In my limited experience so far with the trial, it does do away with a LOT of tweaking, and I mean about 98%. You still want to use EQ, and you still want to tweak MIR itself, moving instruments etc, and like the previous post just said, using different instances / rooms for certain instruments to achieve a desired effect. Like the manual says it doesn't matter what the stage layout looks like, but how it sounds, so if you want to place a certain instrument in the far rear corner because it sounds right even though you would never do that in real life, go ahead and do it. I still use some eq, but only very simply, to shape the sound, and find that yes, MIR so far, is definitely doing 98% of the hard work.

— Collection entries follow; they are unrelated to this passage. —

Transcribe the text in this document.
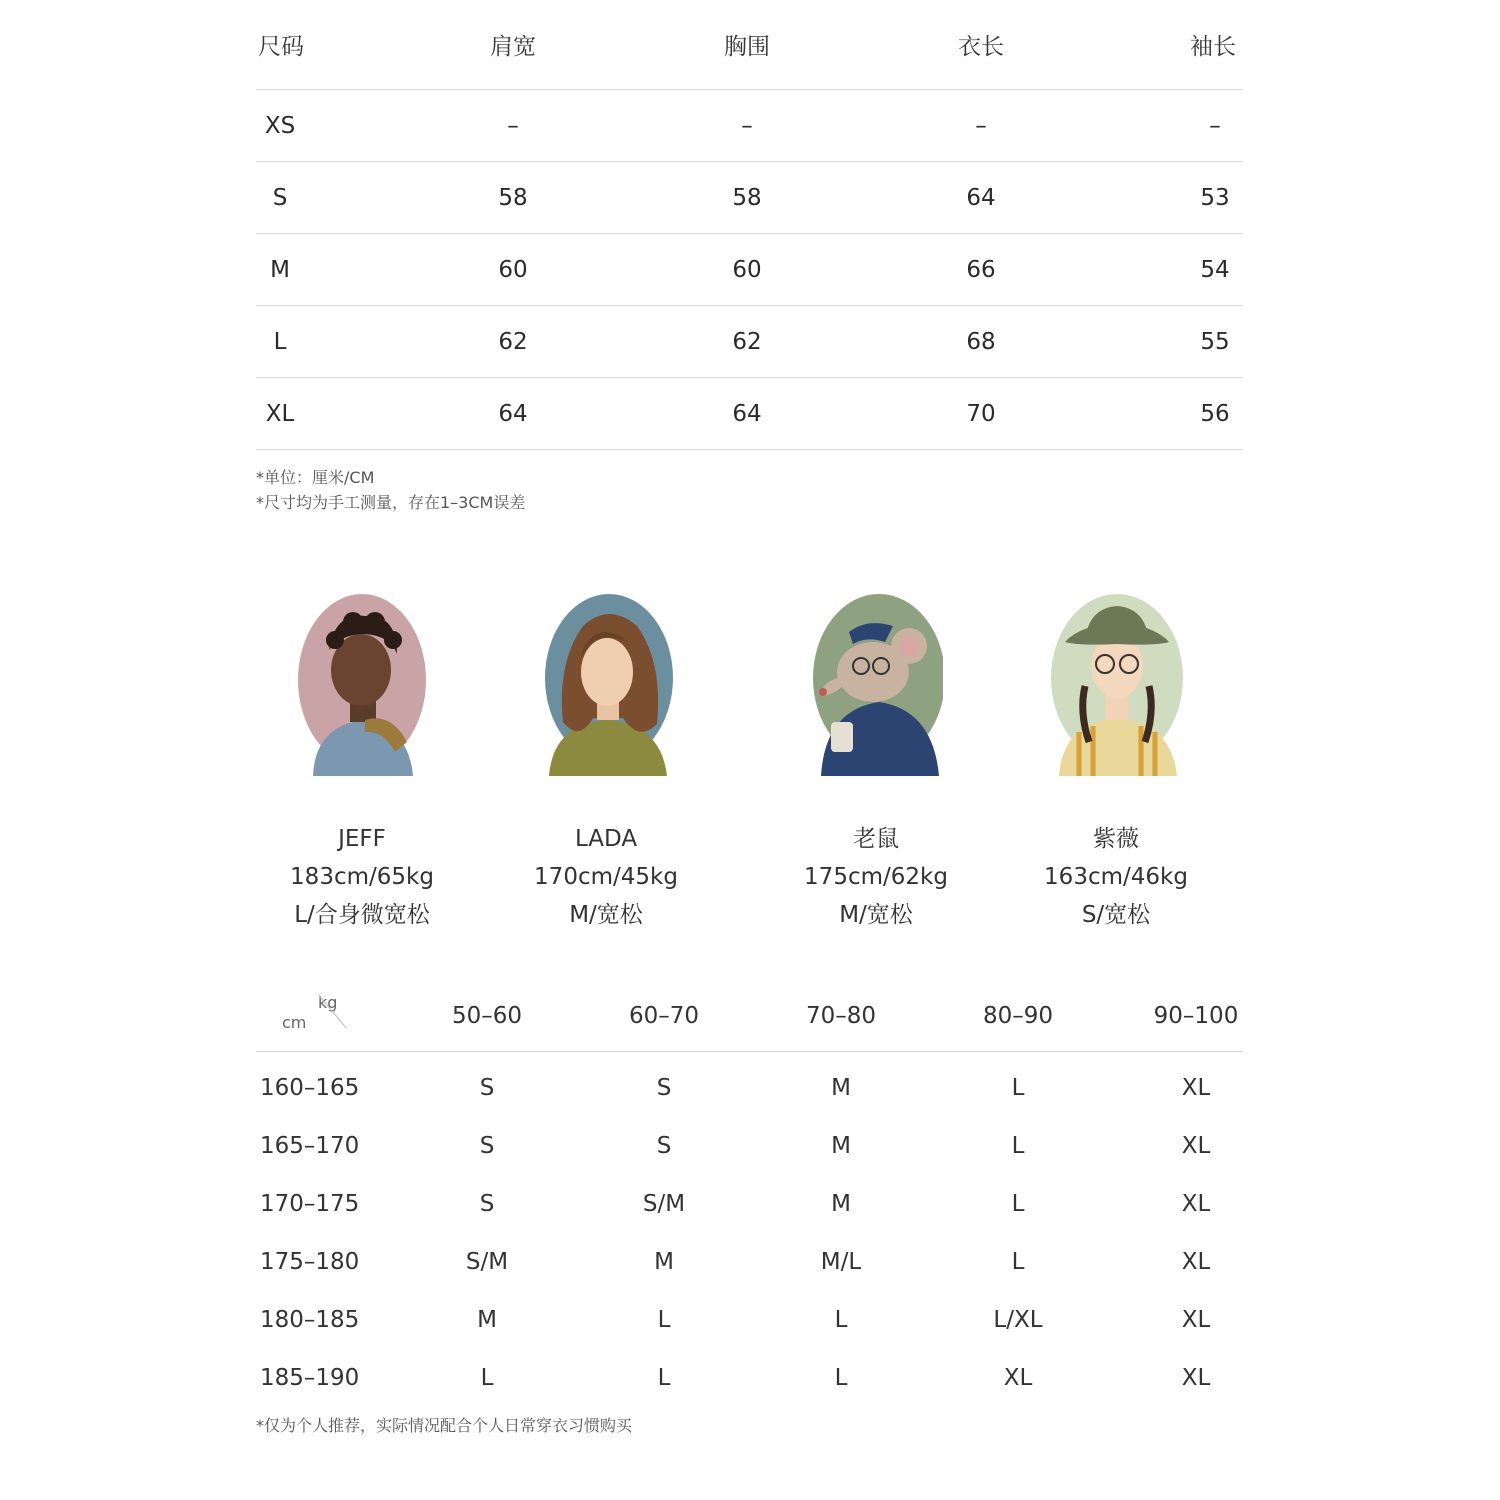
尺码	肩宽	胸围	衣长	袖长
XS	–	–	–	–
S	58	58	64	53
M	60	60	66	54
L	62	62	68	55
XL	64	64	70	56
*单位：厘米/CM
*尺寸均为手工测量，存在1–3CM误差
JEFF
183cm/65kg
L/合身微宽松
LADA
170cm/45kg
M/宽松
老鼠
175cm/62kg
M/宽松
紫薇
163cm/46kg
S/宽松
kg
cm	50–60	60–70	70–80	80–90	90–100
160–165	S	S	M	L	XL
165–170	S	S	M	L	XL
170–175	S	S/M	M	L	XL
175–180	S/M	M	M/L	L	XL
180–185	M	L	L	L/XL	XL
185–190	L	L	L	XL	XL
*仅为个人推荐，实际情况配合个人日常穿衣习惯购买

Of course you can get into all kinds of creative engineering with MIR, like an engineer would when recording from a real room. But the point is that for most people it was simply a task to use EQ, compression etc, as a way to try to fake the realism - so now you don't have to do that - it's automatically (more or less) there. If you want to get into more creative things, that's another story. For many composers I think a set and forget approach is now within reach - concentrate on writing and programming the parts. For others who want to take it to the next level, you can absolutely do that too.
The funny thing is that the best fun I have had with MIR so far was with a loop of a shaker, haha, and I used the audio input feature to send it to a spot on the stage, and it just made it work.